Proposed Silver Creek School budget sees adjustment

OBSERVER Photo by Rebecca Cuthbert. Superintendent Todd Crandall looks on as Silver Creek Central student Gabriel Metzger explains how he won the American Institute for Aeronautics & Astronautics essay contest, with helpful nudging from Cheryl Smith, his science teacher, who knew Metzger could do it.

SILVER CREEK — Todd Crandall, superintendent of Silver Creek Central School, announced earlier this week that the proposed budget for the 2017-2018 school year has been adjusted.

“(District Business Administrator) Mrs. (Cindy) Mackowiak and I have updated the PowerPoint from two weeks ago. … It seems like our stance not to approve the budget (during the last meeting) paid off,” Crandall began, addressing the board. “I emailed everybody the information from the legislators; we had budgeted for approximately a $200,000 increase, roughly, from the governor’s proposal, and it came out just a little higher than that. Mrs. Mackowiak and I were comfortable with keeping that the same. We adjusted a couple of slides at the end (of the budget PowerPoint presentation) that talked about the … 1 percent versus a 1.5 percent (proposed tax levy increase).”

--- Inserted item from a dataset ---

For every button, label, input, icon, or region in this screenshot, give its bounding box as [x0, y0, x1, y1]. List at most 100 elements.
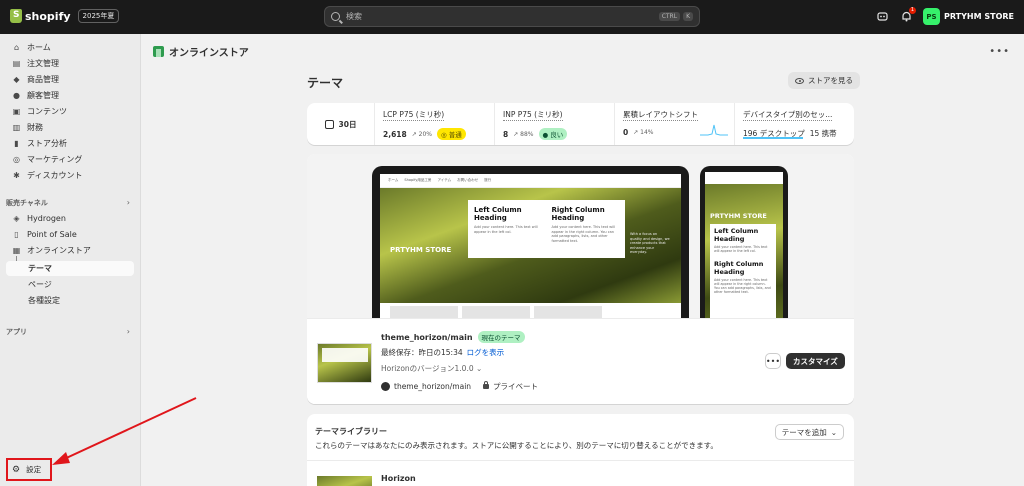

The proposed budget for the next academic year sits at $23,143,821, down 3.22 percent from the previous budget (2016/2017). The proposed tax levy is $6,034,951 — that’s the amount to be raised by taxes. That’s an increase of $59,752, or the 1 percent Crandall mentioned.

“That’s the only information we changed from (the last budget draft),” he said.

Crandall said he knows it’s difficult whenever taxes are raised, and administrators at the school tried to keep that in mind with this next budget.

“We recognize that any tax increase to the community is difficult. We believe we worked really hard on this year’s budget, compared to last year; in fact, we’ll be going out slightly less than we were last year with our overall budget — about $700,000 (or) $750,000 less than last year,” he said.

Board member Martha Howard made a comment that the numbers that went down are tied to how much money the district will get from the state, so it’s not all good news.

“It’s important to mention that the part of the budget that went down is the capital, which is planned. That’s our payments … when that goes down, the revenue from the state goes down, as well. So it’s not all the other things in our budget that went down. When the budget is lower like that, but you have a 1 percent increase, it’s because of all those other things in the budget that did not go down. The revenue went down to match this,” she said.

Mackowiak and Crandall agreed.

When it came to a vote, the proposed budget was passed by the board. Mackowiak and Crandall will take their “show on the road” Thursday to present the proposed budget at the Sheridan Town Board meeting at 7 p.m. (municipal building, Route 20, Sheridan). They will also visit other municipal board meetings and senior centers to give the same presentation in the coming weeks. Community members will have their say May 16 at the school itself, when they’ll vote on whether to pass the budget. Polls are open from 1 to 9 p.m.

The board also celebrated the win of eighth grader Gabriel Metzger, who won the American Institute for Aeronautics & Astronautics essay contest. Metzger was given an encouraging push from science teacher Cheryl Smith, who believed Metzger had the talent to take the blue ribbon — and the cash prize. Metzger not only pulled in a Benjamin for himself; he also brought home some money for the school.